日本では、1人1日当たりごはん茶碗一杯分の食品が食べられずに(食べられるのに)捨てられている現在年間で646万トンものいわゆる食品ロスが問題となっています。
昨年来、スーパーマーケットやコンビニエンスストアによる恵方幕の大量発注・大量廃棄や。

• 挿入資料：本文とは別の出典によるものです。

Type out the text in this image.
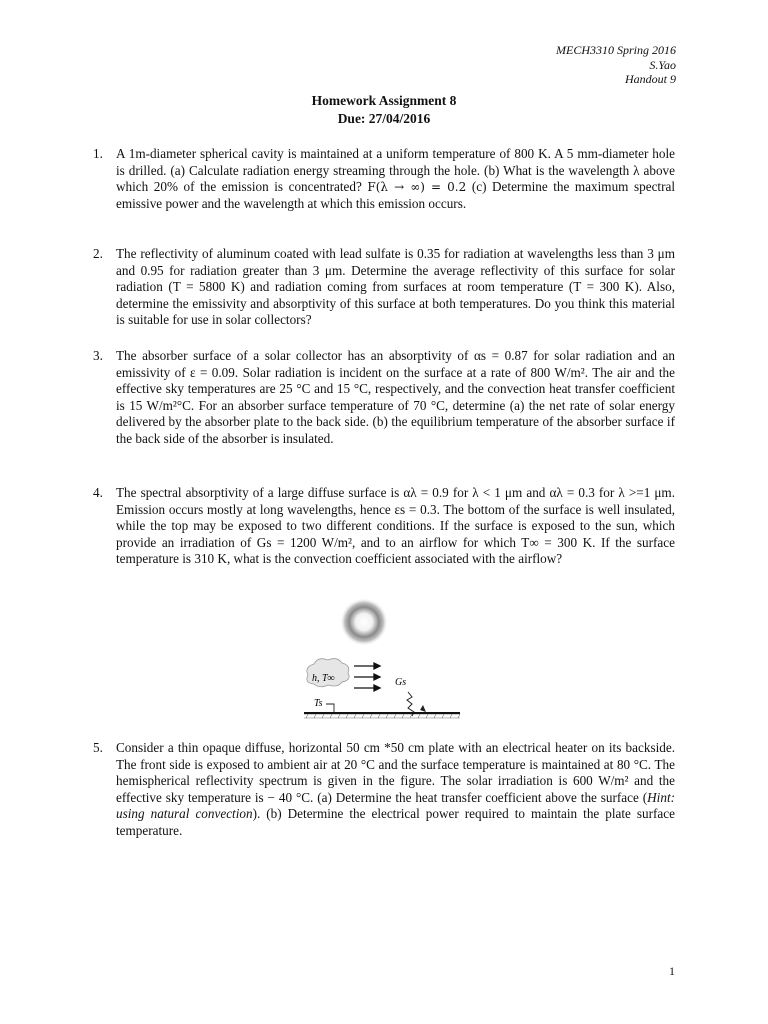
MECH3310 Spring 2016
S.Yao
Handout 9
Homework Assignment 8
Due: 27/04/2016
1. A 1m-diameter spherical cavity is maintained at a uniform temperature of 800 K. A 5 mm-diameter hole is drilled. (a) Calculate radiation energy streaming through the hole. (b) What is the wavelength λ above which 20% of the emission is concentrated? F(λ → ∞) = 0.2 (c) Determine the maximum spectral emissive power and the wavelength at which this emission occurs.
2. The reflectivity of aluminum coated with lead sulfate is 0.35 for radiation at wavelengths less than 3 μm and 0.95 for radiation greater than 3 μm. Determine the average reflectivity of this surface for solar radiation (T = 5800 K) and radiation coming from surfaces at room temperature (T = 300 K). Also, determine the emissivity and absorptivity of this surface at both temperatures. Do you think this material is suitable for use in solar collectors?
3. The absorber surface of a solar collector has an absorptivity of αs = 0.87 for solar radiation and an emissivity of ε = 0.09. Solar radiation is incident on the surface at a rate of 800 W/m². The air and the effective sky temperatures are 25 °C and 15 °C, respectively, and the convection heat transfer coefficient is 15 W/m²°C. For an absorber surface temperature of 70 °C, determine (a) the net rate of solar energy delivered by the absorber plate to the back side. (b) the equilibrium temperature of the absorber surface if the back side of the absorber is insulated.
4. The spectral absorptivity of a large diffuse surface is αλ = 0.9 for λ < 1 μm and αλ = 0.3 for λ >=1 μm. Emission occurs mostly at long wavelengths, hence εs = 0.3. The bottom of the surface is well insulated, while the top may be exposed to two different conditions. If the surface is exposed to the sun, which provide an irradiation of Gs = 1200 W/m², and to an airflow for which T∞ = 300 K. If the surface temperature is 310 K, what is the convection coefficient associated with the airflow?
h, T∞	Gs
Ts
5. Consider a thin opaque diffuse, horizontal 50 cm *50 cm plate with an electrical heater on its backside. The front side is exposed to ambient air at 20 °C and the surface temperature is maintained at 80 °C. The hemispherical reflectivity spectrum is given in the figure. The solar irradiation is 600 W/m² and the effective sky temperature is − 40 °C. (a) Determine the heat transfer coefficient above the surface (Hint: using natural convection). (b) Determine the electrical power required to maintain the plate surface temperature.
1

本部からFC店舗に発注ノルマを課せられたり、店長やオーナーがパート・アルバイトにも購入を半ば強制的にさせられたりといった事も話題になり、パワハラも含めて問題がある事を知るようになった事は記憶に残っている方も多いでしょう。
そこで、無理に多めに作って余らせるくらいなら、最初から販売量を抑えて在庫は全て売り切りします、と宣言するスーパーマーケットが出るくらい、フードロスへの理解や周知が少しずつ増えてきているところです。
メーカーとしては、大量に販売する為には大量に作らなければいけませんが、作りすぎて余ってしまうと販売できずに処分しなければならないというジレンマがあります。
小売店業界側からの要請?もあって、メーカーは賞味期限の3分の1ルールを行っていますが、これにより出荷できないメーカーや問屋の滞留食品は食品としての品質には何も問題がないのにかかわらず、本来の販売ルートには乗らずに、廃棄や家畜・養殖飼料として処分・流用されています。
食べ残しや傷んでしまって食料に適さない食品と、滞留した在庫処分品を同じように食品ロスとするのかは考え方次第なのですが、多めに製造・多めに発注・在庫は処分してもOKいう流れは、本来消費する以上の物流コストや、運搬時に発生するCO2排出量など様々な影響がある事は明らかです。
それらを一つでも解決する事で、生産・流通・物流に関わる人たちの働き方改革も出来るのでは?なんて事も考える今日この頃。
メーカーとしては、食品ロスがあまりにも多いと公表されると、企業イメージにネガティブな影響があると懸念して、食品ロスを公表したがらないようですが、SDGsの「つくる責任つかう責任」を考慮した、持続可能な企業活動を考えると、個人的には流通や物流も含めて責任ある活動をしていると公開した方が、株主や消費者から評価は上がると思います。
また、外資系企業を始め一部のメーカーなどでは行っている賞味期限が近くなり出荷しない滞留在庫や不良在庫品を、慈善活動やフードバンクなどに寄付をする“フードドライブ”が少しずつ増えてきましたが、それを後押しするように、フードバンクへの寄付が、一定条件を満たせば全額損金算入が可能になりました。
国税庁WEBサイト フードバンクへ食品を提供した場合の取扱い
https://www.nta.go.jp/law/shitsugi/hojin/20/11.htm
個人の消費者が、家庭での買いすぎで食べずに廃棄する食品を減らすというのも重要ですが、メーカーや工場でのフードロス削減の取り組みが進んで、大量生産・大量流通・大量廃棄という流れから生み出されてしまう食品ロスの構造が変わっていくといいですね。